Figures & data
Figure 1. The ‘classic’ yeast 2-hybrid system. (A) A yeast S. cerevisiae transcriptional activator consisting of both AD (activating domain) and BD (binding domain) can induce reporter gene transcription. (B) A hybrid of protein X fused to BD (BD-X) alone is incapable of inducing gene transcription. (C) A hybrid of protein Y fused to AD (Y-AD) alone is incapable of inducing gene transcription. (D) Interaction of protein X-BD with Y-AD brings the AD into close proximity to the promoter of the gene, thus recruiting RNA polymerase II to transcribe the reporter gene. This Figure is reproduced in colour in Molecular Membrane Biology online.
Figure 2. The Sos Y2H system. (A) Grb2 binds to a phosphotyrosine epitope in the cytoplasmic domain of an activated growth factor receptor and mediates recruitment of Sos (Cdc25), which in turn leads to Ras activation. (B) A temperature-sensitive mutation in the Ras guanyl nucleotide exchange factor Cdc25–2, blocks yeast growth at 36°C. A cytosolic protein domain Y is fused to Sos that allows interaction with an integral membrane protein X, leading to Ras activation and cell growth at 36°C. This Figure is reproduced in colour in Molecular Membrane Biology online.
Figure 3. A G-protein coupled receptor-based Y2H system. (A) The activation of a G-protein coupled receptor can lead to dissociation of Gβγ from Gα and then to the activation of downstream effectors. (B) In the Gγ-deficient yeast mutant stain, a hybrid cytosolic protein Y interacts with Gβγ and membrane-bound protein X simultaneously and prevents interaction of Gβγ to activated Gα, thus inhibiting downstream signalling and gene expression. This Figure is reproduced in colour in Molecular Membrane Biology online.
Figure 4. The split-ubiquitin Y2H system. (A) Native ubiquitin can be divided into two parts: Cub and Nub. Fusion of Cub to the transcription activator LexA-VP16 followed by co-expressed with Nub, leads to spontaneous assembly of a native ubiquitin molecule and recognition by a UBP, cleavage and liberation of LexA-VP16. (B) Introduction of the I13G mutation into Nub (Nub-G) causes reduced affinity for Cub, lack of ubiquitin assembly and no cleavage. (C) The interaction of integral membrane protein X with either the cytosolic protein Y or an integral membrane protein Z can bring NubG and Cub into close proximity, followed by UBP-mediated cleavage which releases the LexA-VP16 transcription factor, allowing it to enter into the nucleus and stimulate reporter gene transcription.
Figure 5. Yeast three-hybrid (Y3H) systems. (A) Interaction between protein X and protein Y must be mediated by protein Z and assembly of this protein complex stimulates reporter gene transcription. (B) Protein X can only interact with protein Y (and stimulate gene transcription) after being modified by protein Z, e.g. phosphorylation. This Figure is reproduced in colour in Molecular Membrane Biology online.
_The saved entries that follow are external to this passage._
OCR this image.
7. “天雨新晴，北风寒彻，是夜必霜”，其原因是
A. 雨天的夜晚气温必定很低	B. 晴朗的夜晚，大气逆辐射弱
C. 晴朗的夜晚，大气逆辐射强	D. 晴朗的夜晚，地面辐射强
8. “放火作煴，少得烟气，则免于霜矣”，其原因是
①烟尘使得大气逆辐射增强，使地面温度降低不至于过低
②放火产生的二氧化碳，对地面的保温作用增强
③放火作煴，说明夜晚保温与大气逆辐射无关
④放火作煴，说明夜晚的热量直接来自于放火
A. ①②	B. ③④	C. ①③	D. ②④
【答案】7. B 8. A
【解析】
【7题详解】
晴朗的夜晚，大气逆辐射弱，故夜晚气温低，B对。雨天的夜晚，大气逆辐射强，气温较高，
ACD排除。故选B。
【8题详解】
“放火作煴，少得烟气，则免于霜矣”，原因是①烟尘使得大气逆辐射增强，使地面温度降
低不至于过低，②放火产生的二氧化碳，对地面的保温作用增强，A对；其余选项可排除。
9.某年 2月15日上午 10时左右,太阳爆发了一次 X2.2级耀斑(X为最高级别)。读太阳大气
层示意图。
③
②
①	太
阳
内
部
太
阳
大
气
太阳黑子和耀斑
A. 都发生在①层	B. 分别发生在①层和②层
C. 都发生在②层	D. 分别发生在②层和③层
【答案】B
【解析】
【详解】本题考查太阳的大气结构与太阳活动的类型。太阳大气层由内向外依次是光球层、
Figure 6. Y3H screen for compounds that inhibit protein-protein interactions. (A) The association of protein X and protein Y induces transcription of URA3, leading to URA3p production and conversion of 5-FOA into a toxic metabolite and cell death. (B) A small chemical compound c can inhibit the interaction between protein X and protein Y, protecting against cell death causing cell survival instead. This Figure is reproduced in colour in Molecular Membrane Biology online.
Figure 7. Y3H system for the detection of small molecules and protein interactions. Interaction between dihydrofolate reductase (DHFR) and glucocorticoid receptor (GR) is mediated by a dexamethasone-methotrexate (Mtx-Dex) heterodimer, thus inducing transcription of a reporter gene. This Figure is reproduced in colour in Molecular Membrane Biology online.